Оля... Оле было 16, но она уже была в паре, так что ее кандидатура отпадала сразу, а жаль. Росли мы вместе, родителей не помнили оба, точнее Оля говорит, что еще слабо-слабо помнила папу, но я думаю, что это она себе придумала. Ее отец умер в 21 год (если судить по записям), а ей тогда было 3. Последние пол года он, должно быть, уже не вставал, ну, а так как, Олина мама умерла годом ранее, ее отец сразу переехал из техноложки обратно на пути. С 2 лет я знаю Олю. С 2 лет мы жили в "саду" и никто из нас и наших сверстников (за очень редким исключением) не видел и не помнил своих родителей. Когда идешь по путям на прогулку - разве смотришь по сторонам на скорчившиеся фигуры тех, кто уже отслужил свое, отжил, отдал все. Говорят, в наше детство свой век доживали праотцы, но это больше легенда.
Никого старше 24 я вообще никогда не видел. Это был очень редкий случай долгожительства, но никто не завидовал. А чему завидовать? 20 лет хватало с лихвой.

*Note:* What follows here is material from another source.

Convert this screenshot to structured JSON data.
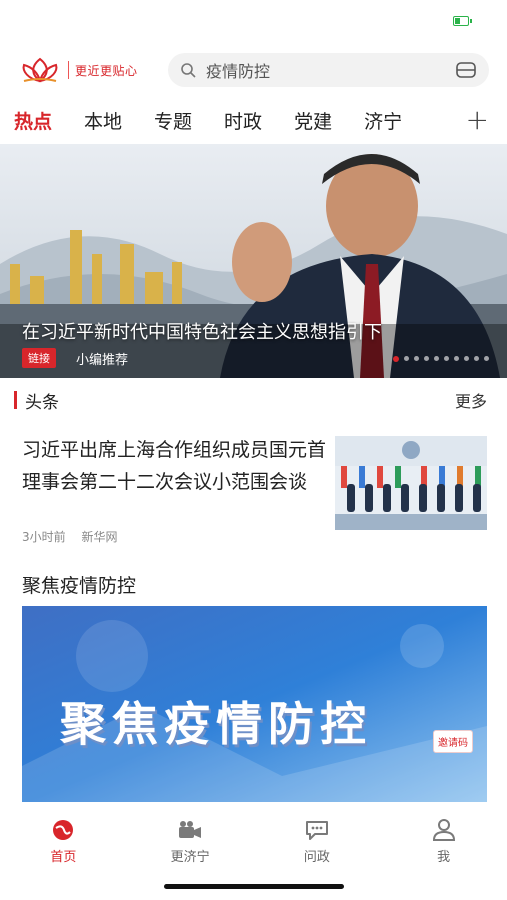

Мимо меня прошли "садовские" группы - они шли на станцию гулять, значит уже вечерело и пора было выходить на смену - лохматые с каждым днем наглели все больше. С 10 лет и до настоящего момента (как вышел из "сада") я был охотником на котов. За последние годы их становилось все больше и больше, и если крыс мы приручили и разводили, то коты ежедневно совершали набеги на наши фермы. Крысы в отличие от нас, были покрыты колючей белой шерстью, но на вкусовых качествах мяса это никак не отражалось. Самым главным в этом деле была совершенно уникальная скорость с которой они плодились, потому 20 загонов с крысами вполне могли прокормить нашу колонию и никогда не пустели. Откуда же взялись коты - никто не знал. Вероятно тогда, еще много лет назад, кто-то успел сбежать под землю. Коты были двух пород, но каждый из них был ростом с 7-летнего ребенка. Были абсолютно лысые, но дело было не в радиации - говорили, что это потомки каких-то особенных лысых котов, которых хозяева возили с собой (вот взяли, видимо, и в тот день). Лысые нападали группами по 6-7 штук, ломали загородки, душили крыс и уносили с собой. Страшнее были лохматые, которые, падая из вентиляционной шахты на голову могли запросто снять скальп. Эти нападали по одному и чаще на фермеров, потому в последние годы фермеры ходили по парам. Лохматые же, несмотря на все предосторожности, нападали из самых неожиданных мест: они или поднимались откуда-то снизу или ползли из боковых проходов. Ходили они бесшумно и ориентировались так хорошо, что шли иногда с закрытыми глазами, так что свет фонаря не всегда засекал их - коты были грязно серые. В последнее время они начали нападать уже и на небольшие группы фермеров. Крысятники они просто разоряли, крыс душили, но не ели, а когда пропал один фермер, шептались, что дело в котах, но по мне это были байки ( к слову, фермеру было 22 - он вполне мог помереть сам, а потом уже его растащили). Я вообще не склонен верить слухам, потому как жизнь наша проста и четко выверена, ничего необычного не бывает. Вот люди и маются со скуки.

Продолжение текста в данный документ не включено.